Welcome to Bug Lady Page

My blog is designed to help you study for microbiology while you are preparing your pre-nursing education. I will post slide presentations, quizzes, crossword puzzles and other learning tools. Use the blog with any standard non-major microbiology textbook.

Friday, May 2, 2008

Final Reflections

Already two weeks have gone by and it is time to submit my blog. I learned a lot in these two weeks. I wrote my first blog, learned to embellish the page with pictures, links, and loaded a Power Point presentation and video.

Here are some points I would like to make in final analysis
· The first comment I have is that to write a blog for a class will require a lot more work than I first realized. The current generation of students is also the generation that grew up with word processing, Photoshop and cool web pages. A class blog must be organized, well designed, and easy to navigate.
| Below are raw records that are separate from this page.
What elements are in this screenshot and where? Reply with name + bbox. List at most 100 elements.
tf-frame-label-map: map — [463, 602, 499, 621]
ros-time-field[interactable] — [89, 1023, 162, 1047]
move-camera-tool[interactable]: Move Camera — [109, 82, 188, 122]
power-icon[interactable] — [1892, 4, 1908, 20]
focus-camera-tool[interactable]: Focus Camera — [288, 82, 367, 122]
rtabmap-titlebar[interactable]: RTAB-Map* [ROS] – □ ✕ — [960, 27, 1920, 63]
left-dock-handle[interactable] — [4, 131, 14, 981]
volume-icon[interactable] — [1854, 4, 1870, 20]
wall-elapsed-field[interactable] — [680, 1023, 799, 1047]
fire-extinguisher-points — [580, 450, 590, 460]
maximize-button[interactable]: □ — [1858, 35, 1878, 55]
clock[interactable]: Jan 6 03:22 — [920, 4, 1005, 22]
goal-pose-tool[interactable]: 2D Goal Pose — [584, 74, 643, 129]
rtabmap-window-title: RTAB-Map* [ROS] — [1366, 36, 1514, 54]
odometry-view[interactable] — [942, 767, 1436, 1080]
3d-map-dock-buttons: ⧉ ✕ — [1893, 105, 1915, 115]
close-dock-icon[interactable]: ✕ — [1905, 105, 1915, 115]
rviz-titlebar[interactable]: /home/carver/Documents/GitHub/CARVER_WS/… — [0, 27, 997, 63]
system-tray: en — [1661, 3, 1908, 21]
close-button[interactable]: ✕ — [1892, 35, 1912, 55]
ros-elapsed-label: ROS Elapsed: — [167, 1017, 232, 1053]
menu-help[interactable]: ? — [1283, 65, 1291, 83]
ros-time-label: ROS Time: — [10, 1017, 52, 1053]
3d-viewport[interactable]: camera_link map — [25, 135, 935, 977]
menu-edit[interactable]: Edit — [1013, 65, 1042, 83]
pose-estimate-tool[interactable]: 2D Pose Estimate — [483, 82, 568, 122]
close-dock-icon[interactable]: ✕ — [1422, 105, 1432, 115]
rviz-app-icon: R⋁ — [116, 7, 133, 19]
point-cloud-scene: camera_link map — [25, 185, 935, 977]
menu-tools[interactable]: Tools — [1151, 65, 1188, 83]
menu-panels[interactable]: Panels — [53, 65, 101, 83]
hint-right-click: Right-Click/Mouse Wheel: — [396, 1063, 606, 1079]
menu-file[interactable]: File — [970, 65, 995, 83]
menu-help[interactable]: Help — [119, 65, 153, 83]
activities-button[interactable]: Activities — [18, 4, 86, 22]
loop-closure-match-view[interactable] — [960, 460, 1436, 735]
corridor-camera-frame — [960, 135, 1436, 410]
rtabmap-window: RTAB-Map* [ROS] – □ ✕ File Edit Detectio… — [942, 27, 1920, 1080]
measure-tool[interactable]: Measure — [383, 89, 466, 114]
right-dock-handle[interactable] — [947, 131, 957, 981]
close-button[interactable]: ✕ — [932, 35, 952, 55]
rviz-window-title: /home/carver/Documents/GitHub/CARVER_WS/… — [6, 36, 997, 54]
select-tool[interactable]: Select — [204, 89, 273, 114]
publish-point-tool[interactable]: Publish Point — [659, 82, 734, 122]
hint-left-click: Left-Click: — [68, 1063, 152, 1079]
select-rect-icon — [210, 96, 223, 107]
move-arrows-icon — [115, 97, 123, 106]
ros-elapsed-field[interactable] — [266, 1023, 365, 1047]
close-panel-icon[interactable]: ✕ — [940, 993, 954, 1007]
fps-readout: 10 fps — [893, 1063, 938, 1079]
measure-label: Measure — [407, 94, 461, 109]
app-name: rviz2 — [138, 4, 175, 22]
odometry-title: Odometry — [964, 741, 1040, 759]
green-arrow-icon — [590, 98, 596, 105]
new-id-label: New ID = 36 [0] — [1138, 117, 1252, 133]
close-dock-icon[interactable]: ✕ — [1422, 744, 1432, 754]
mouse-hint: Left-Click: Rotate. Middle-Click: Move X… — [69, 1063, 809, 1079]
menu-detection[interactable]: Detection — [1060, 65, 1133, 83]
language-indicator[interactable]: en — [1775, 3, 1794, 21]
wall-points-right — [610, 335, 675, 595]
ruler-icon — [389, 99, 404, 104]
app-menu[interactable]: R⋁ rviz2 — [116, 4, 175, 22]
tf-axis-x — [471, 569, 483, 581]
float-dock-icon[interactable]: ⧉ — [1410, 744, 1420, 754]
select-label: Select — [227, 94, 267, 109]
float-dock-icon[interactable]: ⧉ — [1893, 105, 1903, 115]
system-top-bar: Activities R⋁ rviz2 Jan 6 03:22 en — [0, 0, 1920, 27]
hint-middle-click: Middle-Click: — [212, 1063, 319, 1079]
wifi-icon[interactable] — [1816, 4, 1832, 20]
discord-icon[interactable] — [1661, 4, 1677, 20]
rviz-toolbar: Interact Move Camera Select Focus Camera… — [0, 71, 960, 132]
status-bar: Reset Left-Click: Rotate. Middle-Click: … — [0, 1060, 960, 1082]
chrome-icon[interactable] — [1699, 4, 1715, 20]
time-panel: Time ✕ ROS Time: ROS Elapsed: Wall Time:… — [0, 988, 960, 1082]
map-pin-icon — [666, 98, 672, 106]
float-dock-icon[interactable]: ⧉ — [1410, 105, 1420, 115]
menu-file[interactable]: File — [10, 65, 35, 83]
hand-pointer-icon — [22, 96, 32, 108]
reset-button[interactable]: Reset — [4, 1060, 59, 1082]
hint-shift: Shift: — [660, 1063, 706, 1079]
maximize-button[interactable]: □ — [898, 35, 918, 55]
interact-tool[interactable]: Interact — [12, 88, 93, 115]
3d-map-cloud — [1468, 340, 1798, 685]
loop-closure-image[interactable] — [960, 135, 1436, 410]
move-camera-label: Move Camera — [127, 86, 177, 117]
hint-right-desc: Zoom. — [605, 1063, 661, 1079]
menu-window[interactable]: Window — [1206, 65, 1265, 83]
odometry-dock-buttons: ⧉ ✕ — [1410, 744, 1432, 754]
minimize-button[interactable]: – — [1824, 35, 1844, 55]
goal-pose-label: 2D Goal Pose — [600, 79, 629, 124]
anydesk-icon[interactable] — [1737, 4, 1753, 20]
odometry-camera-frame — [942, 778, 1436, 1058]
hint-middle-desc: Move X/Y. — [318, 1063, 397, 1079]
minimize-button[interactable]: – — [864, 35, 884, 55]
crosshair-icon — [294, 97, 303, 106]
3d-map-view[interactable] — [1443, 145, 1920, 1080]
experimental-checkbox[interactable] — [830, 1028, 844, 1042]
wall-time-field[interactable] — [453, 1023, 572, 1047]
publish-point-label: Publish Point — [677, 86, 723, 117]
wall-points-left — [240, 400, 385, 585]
The information must be up to-date and updated (I just discovered that the World Health Organization feed is not dynamically linked and does not change.) The blog reflects both on the college as a teaching institution and on me as an instructor. It can be quite time consuming and demanding to write a blog that meets the expectations of the class. As an example, a slide presentation on SlideShare looks better than on Scribd. It will take time and effort to select the appropriate tools.
· A blog in the case of instruction is not a personal journal. All the links must work and all the information be relevant. I read excellent blogs and blogs that looked good, but on close reading the contents were of dubious academic quality. Some blogs were pedantic, didactic, and pretentious. Others were confused and confusing. I am so glad I am not a student in those classes.
· Privacy and security are a major personal issue for historical reasons. There must be a “blogtiquette” that needs to be followed: courtesy, respectful comments, avoid unnecessary personal information and long-winded comments. I would like to take inspiration (plain English: cut and paste) from the blogging policies of IBM.
· Redundancy is also a question I would like to discuss. I post most of my teaching material on a class management tool provided by the college. A blog is open to the whole wide world. It takes discernment to decide what is to be shared and what is for the class only.
· There is no doubt that I have to learn or refresh HTML if I want to write a good blog. The beginner’s templates are great to go online in a few minutes, but the instant I wanted to add flexibility and appearance I was lost in the forest of my mistakes.
Would I use a blog for my class? Absolutely! It is too powerful an instruction tool to ignore. There is so much flexibility with a single click, too much interaction with students not to use it. Navigating Angel can be infuriating to students. It takes umpteen clicks, “OKs”, authorizations to download and other hurdles only to discover that you really don’t care about the information you reached. What a waste of time!

I announced in class that I was writing a microbiology blog for a course I was taking as part of professional development. My students’ first reaction was “What is the URL?” That sums it up, doesn’t it?